Nos 1960s mais permissivos, as cuecas tornaram-se mais breves para ambos os sexos e a frente Y foi largamente eliminada das calcinhas dos homens. Pelos 1970s, as cuecas eram praticamente ininterruptas. (A tanga, ou fio-dental, eu diria, é difícil de definir como uma cueca - sua principal popularidade parece ser que ela oferece aos usuários uma linha de calça invisível).

Futuros ondulados

Com os avanços nas tecnologias de fibra e fabricação de malharia, a calcinha atual pode ser tão despretensiosa quanto um par de cuecas australianas, ou de alta tecnologia, com a inclusão da comunicação háptica.

Por exemplo, a empresa Wearable-X, nascida em Sydney e com sede em Nova York, juntou-se à fabricante de preservativos Durex para criar roupas íntimas interativas Fundawear. A Fundawear tem um “toque vibrante” que pode ser transferido de qualquer lugar do mundo através de um aplicativo de smartphone. A roupa íntima contém atuadores (que são semelhantes aos dispositivos que fazem os telefones inteligentes vibrarem). Casais vestindo-lo conversar através do aplicativo, transferindo sensações para roupas de baixo do outro.

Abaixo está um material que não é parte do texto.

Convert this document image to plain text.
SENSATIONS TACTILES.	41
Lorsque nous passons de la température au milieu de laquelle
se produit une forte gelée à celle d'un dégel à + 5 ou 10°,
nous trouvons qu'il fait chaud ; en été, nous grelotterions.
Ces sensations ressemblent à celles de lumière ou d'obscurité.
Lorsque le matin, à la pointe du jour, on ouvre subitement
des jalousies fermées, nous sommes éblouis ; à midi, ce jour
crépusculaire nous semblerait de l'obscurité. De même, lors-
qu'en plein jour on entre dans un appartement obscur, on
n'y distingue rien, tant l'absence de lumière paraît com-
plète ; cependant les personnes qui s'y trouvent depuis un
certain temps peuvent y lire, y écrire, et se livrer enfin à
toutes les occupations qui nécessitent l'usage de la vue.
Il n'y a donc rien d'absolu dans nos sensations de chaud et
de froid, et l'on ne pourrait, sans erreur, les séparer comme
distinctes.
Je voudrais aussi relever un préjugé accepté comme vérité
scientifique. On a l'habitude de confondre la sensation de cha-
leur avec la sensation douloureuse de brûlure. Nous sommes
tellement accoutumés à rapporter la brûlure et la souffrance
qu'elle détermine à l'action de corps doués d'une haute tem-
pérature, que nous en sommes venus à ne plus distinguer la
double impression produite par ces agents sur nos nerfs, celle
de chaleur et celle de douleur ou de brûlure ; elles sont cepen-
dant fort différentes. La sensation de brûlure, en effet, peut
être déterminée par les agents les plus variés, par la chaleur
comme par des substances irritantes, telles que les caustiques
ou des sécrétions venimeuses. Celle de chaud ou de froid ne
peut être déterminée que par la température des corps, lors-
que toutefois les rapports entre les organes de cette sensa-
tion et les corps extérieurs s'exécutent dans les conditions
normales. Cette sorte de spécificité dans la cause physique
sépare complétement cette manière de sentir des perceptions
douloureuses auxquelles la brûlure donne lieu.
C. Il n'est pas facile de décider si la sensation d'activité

Enquanto isso, as marcas Modibodi e Thinx desenvolveram cuecas reutilizáveis ​​para mulheres que menstruam ou experimentam incontinência. Fabricadas em tecidos de bambu, lã de merino e microfibra, as camadas respiráveis ​​e que absorvem a umidade retiram fluidos do corpo, protegendo-os em uma camada externa à prova d'água. A tecnologia do tecido permite que as cuecas sejam enxaguadas em água fria, lavadas à máquina e, uma vez secas, prontas para reutilização. Desde o lançamento na 2014, a Modibodi tornou-se uma líder de mercado australiana para roupas íntimas de época reutilizáveis.

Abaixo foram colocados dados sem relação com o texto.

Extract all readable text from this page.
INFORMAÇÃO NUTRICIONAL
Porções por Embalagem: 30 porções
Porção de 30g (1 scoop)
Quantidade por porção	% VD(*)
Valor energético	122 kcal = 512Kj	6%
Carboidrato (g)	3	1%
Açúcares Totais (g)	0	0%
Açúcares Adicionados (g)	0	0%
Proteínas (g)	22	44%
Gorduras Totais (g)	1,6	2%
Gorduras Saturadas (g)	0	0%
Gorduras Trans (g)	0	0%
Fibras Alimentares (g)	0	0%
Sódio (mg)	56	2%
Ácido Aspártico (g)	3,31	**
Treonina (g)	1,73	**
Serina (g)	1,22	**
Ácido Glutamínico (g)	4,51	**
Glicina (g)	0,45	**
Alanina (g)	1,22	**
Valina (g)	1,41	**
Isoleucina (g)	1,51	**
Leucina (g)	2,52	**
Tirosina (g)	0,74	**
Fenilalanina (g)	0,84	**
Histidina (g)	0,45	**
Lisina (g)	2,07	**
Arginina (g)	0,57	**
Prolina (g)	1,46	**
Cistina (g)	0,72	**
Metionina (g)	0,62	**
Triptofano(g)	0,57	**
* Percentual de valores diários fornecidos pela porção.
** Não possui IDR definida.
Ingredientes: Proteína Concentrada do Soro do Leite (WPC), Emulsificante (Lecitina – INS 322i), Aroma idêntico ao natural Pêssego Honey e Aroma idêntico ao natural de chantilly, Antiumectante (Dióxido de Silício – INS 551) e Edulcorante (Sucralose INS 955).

Como a tecnologia está transformando cuecasShreddies '' flatulência-filtragem 'cuecas. https://www.myshreddies.com

Marca do Reino Unido Shreddies desenvolveu até mesmo roupas íntimas “filtrantes de flatulência” para homens e mulheres usando tecido de absorção de carbono. De acordo com seu site, a cueca usa "o mesmo material de carbono ativado usado em trajes de guerra química". O que é bom saber.

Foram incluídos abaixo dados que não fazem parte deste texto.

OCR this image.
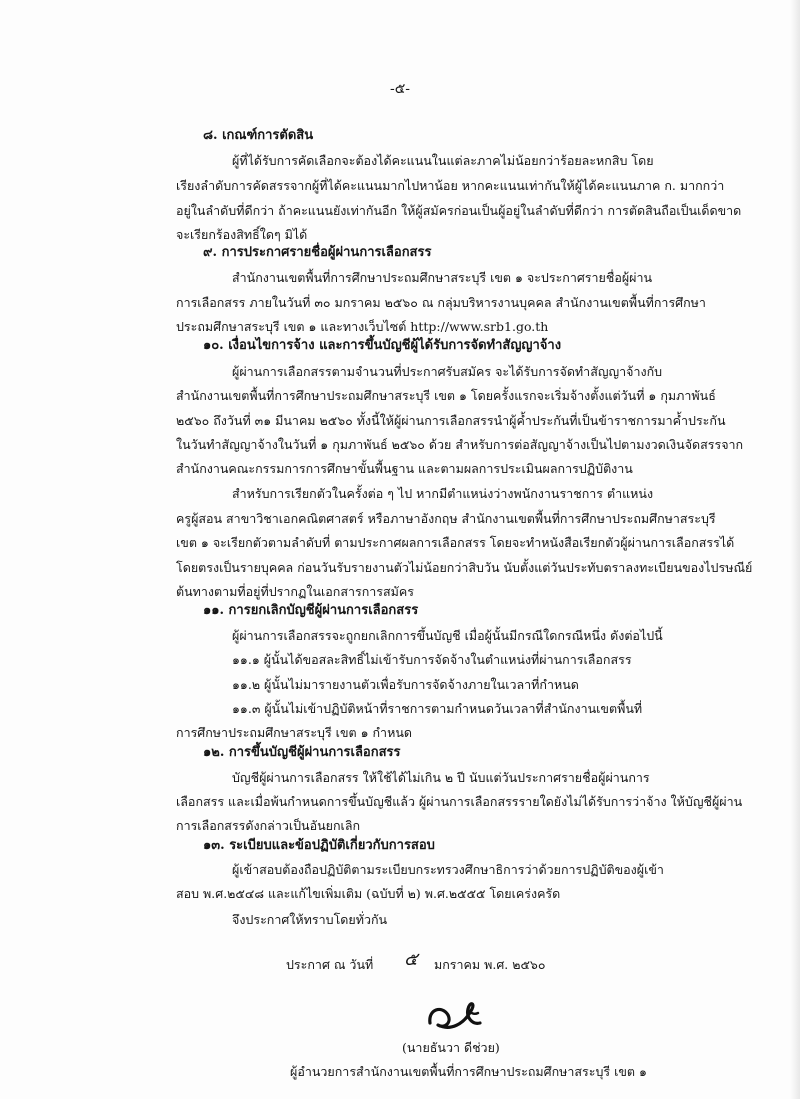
-๕-
๘. เกณฑ์การตัดสิน
ผู้ที่ได้รับการคัดเลือกจะต้องได้คะแนนในแต่ละภาคไม่น้อยกว่าร้อยละหกสิบ โดย
เรียงลำดับการคัดสรรจากผู้ที่ได้คะแนนมากไปหาน้อย หากคะแนนเท่ากันให้ผู้ได้คะแนนภาค ก. มากกว่า
อยู่ในลำดับที่ดีกว่า ถ้าคะแนนยังเท่ากันอีก ให้ผู้สมัครก่อนเป็นผู้อยู่ในลำดับที่ดีกว่า การตัดสินถือเป็นเด็ดขาด
จะเรียกร้องสิทธิ์ใดๆ มิได้
๙. การประกาศรายชื่อผู้ผ่านการเลือกสรร
สำนักงานเขตพื้นที่การศึกษาประถมศึกษาสระบุรี เขต ๑ จะประกาศรายชื่อผู้ผ่าน
การเลือกสรร ภายในวันที่ ๓๐ มกราคม ๒๕๖๐ ณ กลุ่มบริหารงานบุคคล สำนักงานเขตพื้นที่การศึกษา
ประถมศึกษาสระบุรี เขต ๑ และทางเว็บไซต์ http://www.srb1.go.th
๑๐. เงื่อนไขการจ้าง และการขึ้นบัญชีผู้ได้รับการจัดทำสัญญาจ้าง
ผู้ผ่านการเลือกสรรตามจำนวนที่ประกาศรับสมัคร จะได้รับการจัดทำสัญญาจ้างกับ
สำนักงานเขตพื้นที่การศึกษาประถมศึกษาสระบุรี เขต ๑ โดยครั้งแรกจะเริ่มจ้างตั้งแต่วันที่ ๑ กุมภาพันธ์
๒๕๖๐ ถึงวันที่ ๓๑ มีนาคม ๒๕๖๐ ทั้งนี้ให้ผู้ผ่านการเลือกสรรนำผู้ค้ำประกันที่เป็นข้าราชการมาค้ำประกัน
ในวันทำสัญญาจ้างในวันที่ ๑ กุมภาพันธ์ ๒๕๖๐ ด้วย สำหรับการต่อสัญญาจ้างเป็นไปตามงวดเงินจัดสรรจาก
สำนักงานคณะกรรมการการศึกษาขั้นพื้นฐาน และตามผลการประเมินผลการปฏิบัติงาน
สำหรับการเรียกตัวในครั้งต่อ ๆ ไป หากมีตำแหน่งว่างพนักงานราชการ ตำแหน่ง
ครูผู้สอน สาขาวิชาเอกคณิตศาสตร์ หรือภาษาอังกฤษ สำนักงานเขตพื้นที่การศึกษาประถมศึกษาสระบุรี
เขต ๑ จะเรียกตัวตามลำดับที่ ตามประกาศผลการเลือกสรร โดยจะทำหนังสือเรียกตัวผู้ผ่านการเลือกสรรได้
โดยตรงเป็นรายบุคคล ก่อนวันรับรายงานตัวไม่น้อยกว่าสิบวัน นับตั้งแต่วันประทับตราลงทะเบียนของไปรษณีย์
ต้นทางตามที่อยู่ที่ปรากฏในเอกสารการสมัคร
๑๑. การยกเลิกบัญชีผู้ผ่านการเลือกสรร
ผู้ผ่านการเลือกสรรจะถูกยกเลิกการขึ้นบัญชี เมื่อผู้นั้นมีกรณีใดกรณีหนึ่ง ดังต่อไปนี้
๑๑.๑ ผู้นั้นได้ขอสละสิทธิ์ไม่เข้ารับการจัดจ้างในตำแหน่งที่ผ่านการเลือกสรร
๑๑.๒ ผู้นั้นไม่มารายงานตัวเพื่อรับการจัดจ้างภายในเวลาที่กำหนด
๑๑.๓ ผู้นั้นไม่เข้าปฏิบัติหน้าที่ราชการตามกำหนดวันเวลาที่สำนักงานเขตพื้นที่
การศึกษาประถมศึกษาสระบุรี เขต ๑ กำหนด
๑๒. การขึ้นบัญชีผู้ผ่านการเลือกสรร
บัญชีผู้ผ่านการเลือกสรร ให้ใช้ได้ไม่เกิน ๒ ปี นับแต่วันประกาศรายชื่อผู้ผ่านการ
เลือกสรร และเมื่อพ้นกำหนดการขึ้นบัญชีแล้ว ผู้ผ่านการเลือกสรรรายใดยังไม่ได้รับการว่าจ้าง ให้บัญชีผู้ผ่าน
การเลือกสรรดังกล่าวเป็นอันยกเลิก
๑๓. ระเบียบและข้อปฏิบัติเกี่ยวกับการสอบ
ผู้เข้าสอบต้องถือปฏิบัติตามระเบียบกระทรวงศึกษาธิการว่าด้วยการปฏิบัติของผู้เข้า
สอบ พ.ศ.๒๕๔๘ และแก้ไขเพิ่มเติม (ฉบับที่ ๒) พ.ศ.๒๕๕๕ โดยเคร่งครัด
จึงประกาศให้ทราบโดยทั่วกัน
ประกาศ ณ วันที่ ๕ มกราคม พ.ศ. ๒๕๖๐
(นายธันวา ดีช่วย)
ผู้อำนวยการสำนักงานเขตพื้นที่การศึกษาประถมศึกษาสระบุรี เขต ๑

Roupas íntimas médicas para pacientes pós-operatórios e pós-natais também estão amplamente disponíveis em hospitais ocidentais que fornecem controle de infecção e tratamento de feridas.

Avanços na fabricação de materiais, revestimentos de tecidos aditivos e aplicações têxteis inteligentes centradas no corpo têm a capacidade de monitorar condições fisiológicas do paciente e oferecer atendimento personalizado e feedback direto do usuário a especialistas médicos. Pesquisadores da Universidade da Califórnia desenvolveram um sensor eletroquímico imprimível de base têxtil, que tem a capacidade de ser usado para uma variedade de aplicações médicas e de segurança. Os sensores têxteis flexíveis, por exemplo, quando impressos no cós elástico da cueca, podem reconhecer substâncias químicas que segregam da pele.

A ConversaçãoA ciência está adicionando funções a roupas íntimas que dificilmente poderiam ter sido consideradas 50 anos atrás. A tanga percorreu um longo caminho.

Sobre o autor

Alana Clifton-Cunningham, professora de moda e design têxtil, Universidade de Tecnologia de Sydney

Este artigo foi originalmente publicado em A Conversação. Leia o artigo original.